Patients starting systemic therapy for advanced NSCLC will be invited to complete the
LCSS-QL upon starting first-line systemic chemotherapy and then prior to subsequent
treatment visits (every 3 weeks). Patients will then be randomized at baseline to whether or
not their physician will receive this information at the time of clinic visits for the
duration of study participation. Randomization codes will be generated by computer program,
with stratification by physician, platinum-based versus non-platinum based therapy and
Eastern Cooperative Group Performance Status 0 and 1 versus 2 and 3. All patients complete
the LCSS-QL at baseline, at the beginning of each cycle of chemotherapy, and at follow up
visits until disease progression (initiation of subsequent therapy)or discontinue clinic
visits an expected average of 12 to 18 weeks.
Patient Population All NSCLC patients with advanced disease (Stage 3B or 4) starting
systemic therapy at the Princess Margaret Hospital will be eligible to participate.

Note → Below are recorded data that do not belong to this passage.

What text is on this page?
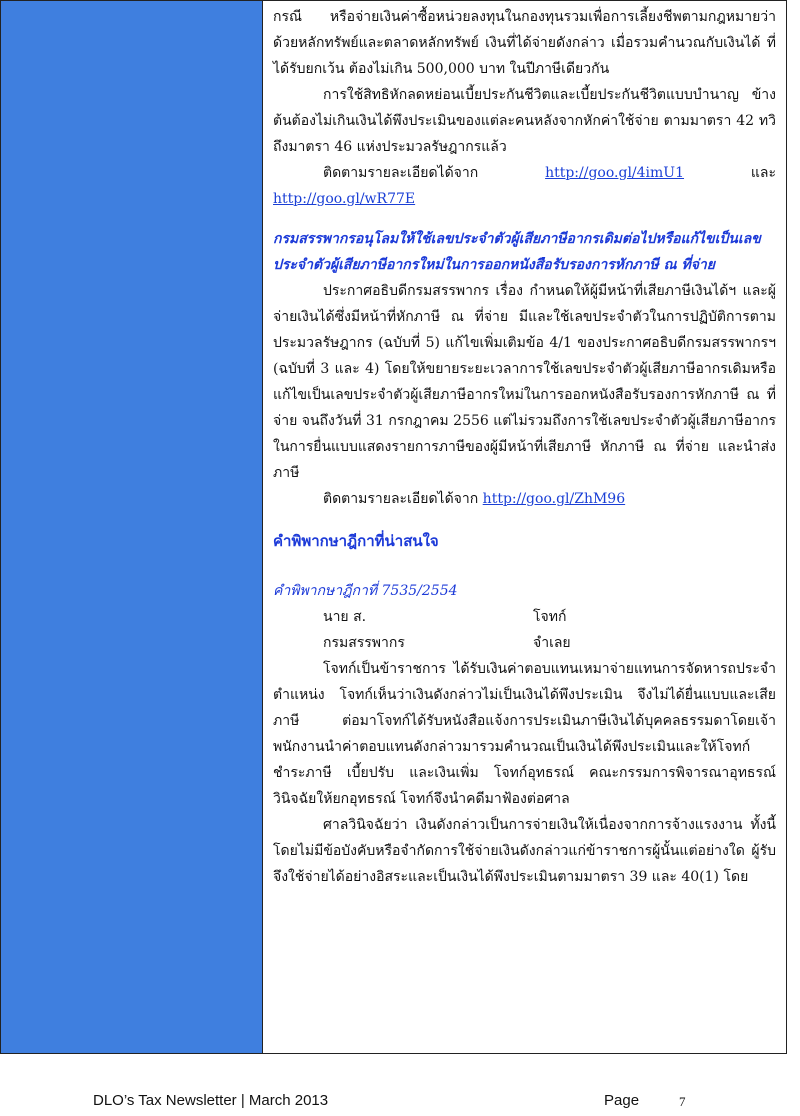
กรณี หรือจ่ายเงินค่าซื้อหน่วยลงทุนในกองทุนรวมเพื่อการเลี้ยงชีพตามกฎหมายว่า ด้วยหลักทรัพย์และตลาดหลักทรัพย์ เงินที่ได้จ่ายดังกล่าว เมื่อรวมคำนวณกับเงินได้ ที่ได้รับยกเว้น ต้องไม่เกิน 500,000 บาท ในปีภาษีเดียวกัน

การใช้สิทธิหักลดหย่อนเบี้ยประกันชีวิตและเบี้ยประกันชีวิตแบบบำนาญ ข้างต้นต้องไม่เกินเงินได้พึงประเมินของแต่ละคนหลังจากหักค่าใช้จ่าย ตามมาตรา 42 ทวิ ถึงมาตรา 46 แห่งประมวลรัษฎากรแล้ว

ติดตามรายละเอียดได้จาก	http://goo.gl/4imU1	และ http://goo.gl/wR77E

กรมสรรพากรอนุโลมให้ใช้เลขประจำตัวผู้เสียภาษีอากรเดิมต่อไปหรือแก้ไขเป็นเลขประจำตัวผู้เสียภาษีอากรใหม่ในการออกหนังสือรับรองการหักภาษี ณ ที่จ่าย

ประกาศอธิบดีกรมสรรพากร เรื่อง กำหนดให้ผู้มีหน้าที่เสียภาษีเงินได้ฯ และผู้จ่ายเงินได้ซึ่งมีหน้าที่หักภาษี ณ ที่จ่าย มีและใช้เลขประจำตัวในการปฏิบัติการตามประมวลรัษฎากร (ฉบับที่ 5) แก้ไขเพิ่มเติมข้อ 4/1 ของประกาศอธิบดีกรมสรรพากรฯ (ฉบับที่ 3 และ 4) โดยให้ขยายระยะเวลาการใช้เลขประจำตัวผู้เสียภาษีอากรเดิมหรือแก้ไขเป็นเลขประจำตัวผู้เสียภาษีอากรใหม่ในการออกหนังสือรับรองการหักภาษี ณ ที่จ่าย จนถึงวันที่ 31 กรกฎาคม 2556 แต่ไม่รวมถึงการใช้เลขประจำตัวผู้เสียภาษีอากรในการยื่นแบบแสดงรายการภาษีของผู้มีหน้าที่เสียภาษี หักภาษี ณ ที่จ่าย และนำส่งภาษี

ติดตามรายละเอียดได้จาก http://goo.gl/ZhM96

คำพิพากษาฎีกาที่น่าสนใจ

คำพิพากษาฎีกาที่ 7535/2554

นาย ส.	โจทก์
กรมสรรพากร	จำเลย

โจทก์เป็นข้าราชการ ได้รับเงินค่าตอบแทนเหมาจ่ายแทนการจัดหารถประจำตำแหน่ง โจทก์เห็นว่าเงินดังกล่าวไม่เป็นเงินได้พึงประเมิน จึงไม่ได้ยื่นแบบและเสียภาษี ต่อมาโจทก์ได้รับหนังสือแจ้งการประเมินภาษีเงินได้บุคคลธรรมดาโดยเจ้าพนักงานนำค่าตอบแทนดังกล่าวมารวมคำนวณเป็นเงินได้พึงประเมินและให้โจทก์ชำระภาษี เบี้ยปรับ และเงินเพิ่ม โจทก์อุทธรณ์ คณะกรรมการพิจารณาอุทธรณ์วินิจฉัยให้ยกอุทธรณ์ โจทก์จึงนำคดีมาฟ้องต่อศาล

ศาลวินิจฉัยว่า เงินดังกล่าวเป็นการจ่ายเงินให้เนื่องจากการจ้างแรงงาน ทั้งนี้โดยไม่มีข้อบังคับหรือจำกัดการใช้จ่ายเงินดังกล่าวแก่ข้าราชการผู้นั้นแต่อย่างใด ผู้รับจึงใช้จ่ายได้อย่างอิสระและเป็นเงินได้พึงประเมินตามมาตรา 39 และ 40(1) โดย

DLO’s Tax Newsletter | March 2013	Page	7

Inclusion criteria include the physical ability to use the hand-held instrument (adequate
vision, manual dexterity), provision of written informed consent, and written fluency in
English, French, Italian, Spanish, Portuguese or Chinese. Patients will be excluded if they
are unable to complete or understand the assessment process, or if they are receiving
concurrent radical radiotherapy.
Physician Information Physicians will be trained in interpretation of the LCSS electronic
output data, in order to facilitate interpretation of the different domains of patient
well-being, for example pain scores. An endorsement sheet will be printed in addition to the
LCSS data, highlighting major changes in quality of life. For example, deterioration in pain
control will be highlighted with suggestions to increase or change pain medication, consider
radiotherapy and other pain management options, including changing systemic therapy.
Outcomes
Endpoints include palliative care referral rates, duration of systemic therapy, use of
supportive interventions and QoL during treatment.
Data on the number of chemotherapy cycles administered, referral to palliative care
(including timing), institution of additional supportive treatments, and number of imaging
tests ordered will be collected for all patients prospectively. Data on LCSS scores,
subsequent therapy, and date of death will also be recorded.